“Is it real?”

“It's real and it's blue. We're not talking Boxsters anymore. We're talking SLs.” Big opened the box. “There's more: earrings, a necklace. There could be a half million, right here.”

“Can Fleckstein handle it?”

Big snorted. “Fleckstein's so dirty that he wouldn't recognize the Mona Lisa. He'll handle it.”

He pushed the jewelry at Little, started to turn, caught sight of Peebles lying on the rug. “Bitch,” he said, the word grating through his teeth. “Bitch.” In a second, in three long steps, he was on her again, beating the dead woman with the pipe, heavy impacts shaking the floor. Little went after him, catching him after the first three impacts, pulling him away, voice hard, “She's gone, for Christ's sakes, she's gone, she's gone…”

“Fucker,” Big said. “Piece of shit.”

Little thought, sometimes, that Big should have a bolt through his neck.

Big stopped, and straightened, looked down at Peebles, muttered, “She's gone.” He shuddered, and said, “Gone.” Then he turned to Little, blood in his eye, hefting the pipe.

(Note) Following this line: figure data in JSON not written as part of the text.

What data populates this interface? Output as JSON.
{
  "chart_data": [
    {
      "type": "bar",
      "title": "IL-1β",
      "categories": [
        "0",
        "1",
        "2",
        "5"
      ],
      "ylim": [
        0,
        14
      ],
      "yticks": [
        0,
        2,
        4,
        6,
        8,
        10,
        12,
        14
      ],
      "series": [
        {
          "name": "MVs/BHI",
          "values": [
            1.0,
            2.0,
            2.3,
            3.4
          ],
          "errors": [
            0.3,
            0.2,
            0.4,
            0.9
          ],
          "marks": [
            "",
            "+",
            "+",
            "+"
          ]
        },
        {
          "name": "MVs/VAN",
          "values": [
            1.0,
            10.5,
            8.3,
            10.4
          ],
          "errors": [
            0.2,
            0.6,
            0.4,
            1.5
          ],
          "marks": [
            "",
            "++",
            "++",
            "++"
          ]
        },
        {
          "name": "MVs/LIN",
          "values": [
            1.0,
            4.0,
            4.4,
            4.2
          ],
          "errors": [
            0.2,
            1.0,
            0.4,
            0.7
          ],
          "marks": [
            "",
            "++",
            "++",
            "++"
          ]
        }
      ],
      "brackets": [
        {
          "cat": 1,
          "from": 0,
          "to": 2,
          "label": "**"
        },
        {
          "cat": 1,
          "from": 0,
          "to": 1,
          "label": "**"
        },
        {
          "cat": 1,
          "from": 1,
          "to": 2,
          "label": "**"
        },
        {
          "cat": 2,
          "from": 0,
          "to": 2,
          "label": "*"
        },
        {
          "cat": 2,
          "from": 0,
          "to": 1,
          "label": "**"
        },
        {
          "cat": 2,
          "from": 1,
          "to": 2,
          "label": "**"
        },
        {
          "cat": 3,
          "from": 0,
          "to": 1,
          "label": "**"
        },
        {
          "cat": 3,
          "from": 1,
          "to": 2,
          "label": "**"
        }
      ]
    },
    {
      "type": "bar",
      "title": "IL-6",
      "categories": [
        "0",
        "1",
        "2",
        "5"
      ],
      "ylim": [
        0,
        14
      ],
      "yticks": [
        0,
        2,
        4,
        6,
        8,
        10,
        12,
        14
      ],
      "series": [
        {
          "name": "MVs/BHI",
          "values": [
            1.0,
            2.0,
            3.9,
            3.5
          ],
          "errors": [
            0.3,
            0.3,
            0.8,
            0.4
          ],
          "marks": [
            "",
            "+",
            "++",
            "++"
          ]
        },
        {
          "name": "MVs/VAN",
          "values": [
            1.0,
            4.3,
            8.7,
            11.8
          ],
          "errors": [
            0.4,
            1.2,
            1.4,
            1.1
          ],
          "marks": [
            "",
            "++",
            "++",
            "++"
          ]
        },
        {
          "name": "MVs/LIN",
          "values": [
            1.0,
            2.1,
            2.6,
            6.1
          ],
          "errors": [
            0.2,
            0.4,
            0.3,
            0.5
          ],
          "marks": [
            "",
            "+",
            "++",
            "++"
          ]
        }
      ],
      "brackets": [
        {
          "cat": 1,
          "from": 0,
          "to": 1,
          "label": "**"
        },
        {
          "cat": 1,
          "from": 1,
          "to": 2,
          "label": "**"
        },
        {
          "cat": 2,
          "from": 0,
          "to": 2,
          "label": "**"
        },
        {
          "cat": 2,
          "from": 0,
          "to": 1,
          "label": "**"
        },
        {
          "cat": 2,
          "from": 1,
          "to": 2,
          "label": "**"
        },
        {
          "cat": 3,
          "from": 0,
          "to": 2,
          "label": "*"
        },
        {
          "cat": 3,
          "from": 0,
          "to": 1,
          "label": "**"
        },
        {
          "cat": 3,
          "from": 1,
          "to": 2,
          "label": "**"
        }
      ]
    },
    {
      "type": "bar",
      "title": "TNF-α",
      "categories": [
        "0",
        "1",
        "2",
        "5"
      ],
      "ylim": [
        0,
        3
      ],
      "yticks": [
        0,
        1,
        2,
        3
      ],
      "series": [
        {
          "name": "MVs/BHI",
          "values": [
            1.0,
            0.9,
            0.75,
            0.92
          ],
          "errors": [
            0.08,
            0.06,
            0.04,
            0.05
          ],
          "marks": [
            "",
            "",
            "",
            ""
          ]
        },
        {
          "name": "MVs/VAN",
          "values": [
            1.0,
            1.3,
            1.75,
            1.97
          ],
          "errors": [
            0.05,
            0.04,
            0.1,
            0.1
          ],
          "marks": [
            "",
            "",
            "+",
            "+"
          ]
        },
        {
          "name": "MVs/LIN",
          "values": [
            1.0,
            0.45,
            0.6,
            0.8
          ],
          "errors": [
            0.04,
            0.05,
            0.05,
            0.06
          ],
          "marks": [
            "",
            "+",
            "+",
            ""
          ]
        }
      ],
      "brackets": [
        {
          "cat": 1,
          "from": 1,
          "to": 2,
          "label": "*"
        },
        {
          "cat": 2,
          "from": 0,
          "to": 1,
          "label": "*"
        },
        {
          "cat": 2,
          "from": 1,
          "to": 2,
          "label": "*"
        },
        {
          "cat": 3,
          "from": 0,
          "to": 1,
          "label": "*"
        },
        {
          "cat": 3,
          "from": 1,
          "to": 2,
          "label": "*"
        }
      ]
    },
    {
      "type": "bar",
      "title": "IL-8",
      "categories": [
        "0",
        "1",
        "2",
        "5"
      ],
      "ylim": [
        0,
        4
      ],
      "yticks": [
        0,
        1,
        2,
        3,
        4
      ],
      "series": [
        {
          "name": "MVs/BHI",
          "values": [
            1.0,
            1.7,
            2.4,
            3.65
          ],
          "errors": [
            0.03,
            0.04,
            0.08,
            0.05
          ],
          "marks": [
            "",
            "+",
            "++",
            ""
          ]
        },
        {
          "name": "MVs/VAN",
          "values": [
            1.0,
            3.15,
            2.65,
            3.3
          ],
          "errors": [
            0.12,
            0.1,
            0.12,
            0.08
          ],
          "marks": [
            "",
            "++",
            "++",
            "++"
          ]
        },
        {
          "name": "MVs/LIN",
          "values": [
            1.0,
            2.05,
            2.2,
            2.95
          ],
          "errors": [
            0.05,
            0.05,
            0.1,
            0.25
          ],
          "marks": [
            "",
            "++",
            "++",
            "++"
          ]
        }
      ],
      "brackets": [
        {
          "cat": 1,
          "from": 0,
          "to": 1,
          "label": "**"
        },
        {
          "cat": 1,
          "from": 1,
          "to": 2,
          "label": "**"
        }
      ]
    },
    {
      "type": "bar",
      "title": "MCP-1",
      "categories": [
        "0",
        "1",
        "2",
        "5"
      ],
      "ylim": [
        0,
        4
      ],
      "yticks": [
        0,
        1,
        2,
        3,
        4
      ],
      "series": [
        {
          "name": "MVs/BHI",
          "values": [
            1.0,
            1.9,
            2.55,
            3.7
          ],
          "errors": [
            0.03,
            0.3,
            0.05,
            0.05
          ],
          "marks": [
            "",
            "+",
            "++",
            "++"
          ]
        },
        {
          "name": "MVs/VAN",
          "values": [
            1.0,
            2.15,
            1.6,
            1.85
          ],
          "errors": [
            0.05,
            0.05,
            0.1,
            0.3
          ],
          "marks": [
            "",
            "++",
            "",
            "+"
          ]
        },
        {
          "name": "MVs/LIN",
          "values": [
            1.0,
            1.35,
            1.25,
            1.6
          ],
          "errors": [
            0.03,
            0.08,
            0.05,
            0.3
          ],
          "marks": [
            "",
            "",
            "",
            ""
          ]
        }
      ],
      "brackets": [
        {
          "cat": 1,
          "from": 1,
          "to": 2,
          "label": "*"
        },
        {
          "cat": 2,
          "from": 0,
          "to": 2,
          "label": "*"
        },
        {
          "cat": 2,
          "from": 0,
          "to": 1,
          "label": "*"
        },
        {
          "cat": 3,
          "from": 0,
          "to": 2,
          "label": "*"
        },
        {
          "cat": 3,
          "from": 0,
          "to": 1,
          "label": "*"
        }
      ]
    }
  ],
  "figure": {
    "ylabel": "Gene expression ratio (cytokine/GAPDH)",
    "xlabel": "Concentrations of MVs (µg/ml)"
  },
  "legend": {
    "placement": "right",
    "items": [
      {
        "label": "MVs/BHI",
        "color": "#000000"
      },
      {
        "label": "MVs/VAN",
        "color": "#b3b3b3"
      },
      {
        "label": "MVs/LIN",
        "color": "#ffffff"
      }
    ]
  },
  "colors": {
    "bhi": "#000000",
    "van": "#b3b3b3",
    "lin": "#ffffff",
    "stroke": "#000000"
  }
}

Little's hands came up: “No, no-it's me. It's me. For God's sake.”

Big shuddered again. “Yeah, yeah. I know. It's you.”

Little took a step back, still uncertain, and said, “Let's get to work. Are you okay?

Let's get to work.”

Twenty minutes after they went in, the front door opened again. Big came out, looked both ways, climbed into the van, and eased it around the corner of the house and down the side to the deliveries entrance. Because of the pitch of the slope at the back of the house, the van was no longer visible from the street.

The last light was gone, the night now as dark as a coal sack, the lightning flashes closer, the wind coming like a cold open palm, pushing against Big's face as he got out of the van. A raindrop, fat and round as a marble, hit the toe of his shoe. Then another, then more, cold, going pat-pat… pat… pat-pat-pat on the blacktop and concrete and brick.